(Ottawa – February 16, 2021) Federal and provincial governments need to step up to fix serious issues in post-secondary education (PSE), says a new coalition representing over one million students and workers. In a report released today, the coalition outlines significant challenges facing the sector and lays out a comprehensive plan to strengthen post-secondary education as key to the pandemic response and recovery.
“The costs of education are rising, while growing inequality and stagnant wages mean that fewer Canadians will be able to access education and training, just when unemployment and economic displacement are high due to the pandemic,” the report notes.
The report also details how PSE is a critical contributor to the social and economic health of Canada and the foundation for Canada’s knowledge advantage, yet it is under considerable strain without intervention.
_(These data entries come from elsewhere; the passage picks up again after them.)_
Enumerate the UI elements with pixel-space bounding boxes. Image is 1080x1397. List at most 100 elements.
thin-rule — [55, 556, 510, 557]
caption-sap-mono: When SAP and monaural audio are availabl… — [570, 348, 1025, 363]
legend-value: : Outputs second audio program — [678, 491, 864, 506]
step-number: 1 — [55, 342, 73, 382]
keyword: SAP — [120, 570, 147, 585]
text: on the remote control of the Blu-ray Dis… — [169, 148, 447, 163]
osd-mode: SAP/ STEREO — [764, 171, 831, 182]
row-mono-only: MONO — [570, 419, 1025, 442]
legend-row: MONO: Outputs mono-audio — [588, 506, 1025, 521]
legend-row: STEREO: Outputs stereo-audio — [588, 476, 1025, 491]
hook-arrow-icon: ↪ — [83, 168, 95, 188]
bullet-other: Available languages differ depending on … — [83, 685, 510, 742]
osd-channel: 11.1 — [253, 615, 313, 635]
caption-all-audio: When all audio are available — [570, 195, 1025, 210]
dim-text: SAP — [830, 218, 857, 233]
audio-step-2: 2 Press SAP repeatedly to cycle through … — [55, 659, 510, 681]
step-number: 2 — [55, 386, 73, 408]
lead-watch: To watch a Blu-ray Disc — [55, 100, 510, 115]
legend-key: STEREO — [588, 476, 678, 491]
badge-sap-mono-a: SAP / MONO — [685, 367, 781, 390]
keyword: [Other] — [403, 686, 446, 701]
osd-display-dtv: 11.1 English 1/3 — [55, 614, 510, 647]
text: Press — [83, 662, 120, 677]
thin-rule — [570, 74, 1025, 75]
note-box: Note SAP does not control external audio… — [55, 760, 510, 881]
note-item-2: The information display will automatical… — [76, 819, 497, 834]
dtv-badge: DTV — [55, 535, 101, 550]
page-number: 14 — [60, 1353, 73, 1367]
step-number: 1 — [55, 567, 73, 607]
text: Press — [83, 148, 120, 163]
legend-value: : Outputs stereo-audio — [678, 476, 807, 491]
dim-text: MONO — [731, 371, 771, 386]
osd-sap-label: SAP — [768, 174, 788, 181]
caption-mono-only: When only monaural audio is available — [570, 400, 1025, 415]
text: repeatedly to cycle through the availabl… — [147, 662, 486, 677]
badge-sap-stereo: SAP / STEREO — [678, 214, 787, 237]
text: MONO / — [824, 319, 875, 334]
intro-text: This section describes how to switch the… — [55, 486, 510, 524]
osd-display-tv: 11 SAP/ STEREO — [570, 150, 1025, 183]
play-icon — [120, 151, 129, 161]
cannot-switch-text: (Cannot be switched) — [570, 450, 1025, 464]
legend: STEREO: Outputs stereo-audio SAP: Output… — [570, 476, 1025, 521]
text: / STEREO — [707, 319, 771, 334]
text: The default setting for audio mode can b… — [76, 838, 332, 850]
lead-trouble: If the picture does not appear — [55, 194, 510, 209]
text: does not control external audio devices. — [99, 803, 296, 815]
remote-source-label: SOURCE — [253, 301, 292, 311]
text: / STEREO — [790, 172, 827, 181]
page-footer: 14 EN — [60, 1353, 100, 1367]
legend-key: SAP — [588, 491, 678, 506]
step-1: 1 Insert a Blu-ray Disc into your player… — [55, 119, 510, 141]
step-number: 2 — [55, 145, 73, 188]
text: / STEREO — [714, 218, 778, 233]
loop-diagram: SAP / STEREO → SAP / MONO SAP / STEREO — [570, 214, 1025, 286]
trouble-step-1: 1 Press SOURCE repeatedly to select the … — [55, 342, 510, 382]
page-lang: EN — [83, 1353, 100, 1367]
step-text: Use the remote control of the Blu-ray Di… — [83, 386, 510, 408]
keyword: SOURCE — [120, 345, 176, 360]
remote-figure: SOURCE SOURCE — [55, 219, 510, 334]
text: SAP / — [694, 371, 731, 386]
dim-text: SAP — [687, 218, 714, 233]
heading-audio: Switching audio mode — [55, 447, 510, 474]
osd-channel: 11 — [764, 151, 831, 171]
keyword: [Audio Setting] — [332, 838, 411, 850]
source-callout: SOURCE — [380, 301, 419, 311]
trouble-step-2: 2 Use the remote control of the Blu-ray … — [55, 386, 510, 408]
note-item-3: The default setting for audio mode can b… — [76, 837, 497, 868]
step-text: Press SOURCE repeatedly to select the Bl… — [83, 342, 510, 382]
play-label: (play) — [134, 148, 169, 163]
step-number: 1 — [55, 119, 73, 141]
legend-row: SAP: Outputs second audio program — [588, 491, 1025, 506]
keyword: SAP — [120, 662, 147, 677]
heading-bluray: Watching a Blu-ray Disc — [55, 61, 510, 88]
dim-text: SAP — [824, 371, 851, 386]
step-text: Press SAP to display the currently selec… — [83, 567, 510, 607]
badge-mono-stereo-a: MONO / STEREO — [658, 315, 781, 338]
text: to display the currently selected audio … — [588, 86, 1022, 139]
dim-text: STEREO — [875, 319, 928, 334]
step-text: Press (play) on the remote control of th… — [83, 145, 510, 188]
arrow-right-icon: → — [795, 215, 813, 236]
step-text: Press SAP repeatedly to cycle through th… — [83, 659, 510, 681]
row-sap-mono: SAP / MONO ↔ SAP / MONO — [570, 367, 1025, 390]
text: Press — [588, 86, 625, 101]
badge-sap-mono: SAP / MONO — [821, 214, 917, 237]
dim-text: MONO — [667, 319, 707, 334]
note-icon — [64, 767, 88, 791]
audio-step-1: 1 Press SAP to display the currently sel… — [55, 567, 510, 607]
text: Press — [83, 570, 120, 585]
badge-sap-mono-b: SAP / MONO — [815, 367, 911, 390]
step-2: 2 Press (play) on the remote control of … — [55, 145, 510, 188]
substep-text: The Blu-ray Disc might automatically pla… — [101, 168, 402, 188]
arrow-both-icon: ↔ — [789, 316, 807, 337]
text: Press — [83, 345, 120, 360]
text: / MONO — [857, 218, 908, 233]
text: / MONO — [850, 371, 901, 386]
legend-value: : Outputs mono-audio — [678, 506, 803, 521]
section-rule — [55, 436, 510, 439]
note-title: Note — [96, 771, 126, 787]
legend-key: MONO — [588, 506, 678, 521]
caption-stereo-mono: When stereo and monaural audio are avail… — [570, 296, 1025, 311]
- Public funding now represents less than half of total university revenue in Canada, leaving institutions to somehow make up the difference, often through over-reliance on exploitive international student fees.
- Costs are out-stripping students’ ability to pay: average domestic undergraduate tuition has increased by 215 per cent since 1980, with average domestic graduate tuition increasing by 247 per cent since 1980, after accounting for inflation.
- Since 2006, more than half of faculty hiring has become contract-based, driving precarity up and wages down.
- Only 21 per cent of eligible First Nations students are receiving funding for postsecondary education.
The coalition’s Education for All campaign asks the federal government to work with provinces and territories to fix issues of cost, precarity, equity and access — common across Canadian campuses.
Education for All calls for:
- Boosting federal funding for PSE through the transfer to the provinces by a minimum of $3 billion, ensuring that funding is transparent and accountable and keeps up with inflation and enrolment growth;
- The elimination of interest rates on student loan repayments, the expansion of grants while working towards the gradual elimination of tuition fees;
- Expanding Canada’s research capacity, which has been slowed as a result of the pandemic, through increased research funding and graduate scholarships;
- Supporting a workforce renewal strategy that limits the sector’s use of precarious job contracts, contracting out and privatization.
Media contact: Lisa Keller, CAUT Communications Officer, (613)222-3530; email@example.com
The Education for All campaign is a joint initiative of the Canadian Association of University Teachers, the Canadian Federation of Students, the Canadian Union of Public Employees, the Public Service Alliance of Canada, and the National Union of Public and General Employees representing more than one million students and workers.
Brenda Austin-Smith, President of the Canadian Association of University Teachers:
“Colleges and universities are centres of knowledge, innovation and talent growth, as well as sites of research and creative responses to threats like COVID-19 and climate change. Yet, decades of underfunding have led to the rise of precarious work among campus workers, including academic staff. The working conditions of our members are the learning conditions of students. That is why we support a healthy post-secondary education system that is critical to the post-pandemic recovery.”
Nikki Brayiannis, Deputy Chairperson of the Canadian Federation of Students:
“Students from coast to coast are fighting in solidarity for a high-quality, affordable post-secondary education that doesn’t leave anyone behind. Education for All is an opportunity to bridge gaps in our society like never before, with students, workers, and teachers at the centre of building a more equitable future.”
Mark Hancock, National President of the Canadian Union of Public Employees:
“CUPE’s 75,000 post-secondary education workers know that every job on campus is essential in delivering the highest quality education, from academic staff to food services to clerical staff and building operators. We’ve seen the impact that privatization and cost-cutting has had on the quality of education and the health and safety of students and workers. That’s why we’re proud to support a vision of Education for All that values high quality, publicly funded post-secondary education.”
Chris Aylward, National President of PSAC:
“Post-secondary workers, such as post-doctoral fellows and researchers, help secure Canada’s economic development and future innovation. They deserve fair wages and decent working conditions, which means universities and colleges must end their reliance on precarious contract jobs, corporate influence, and privatization. Innovative thinkers should be driving our research priorities, not corporate shareholders.”
Larry Brown, President of the National Union of Public and General Employees:
“A high-quality and accessible post-secondary education system will be crucial to meeting the challenges of today and to a more equitable, more sustainable future. We need our colleges and universities, more than ever, to train workers who design, build, and maintain green infrastructure, who perform care work, including child care and long-term care, and the numerous other skills that contribute to our society.”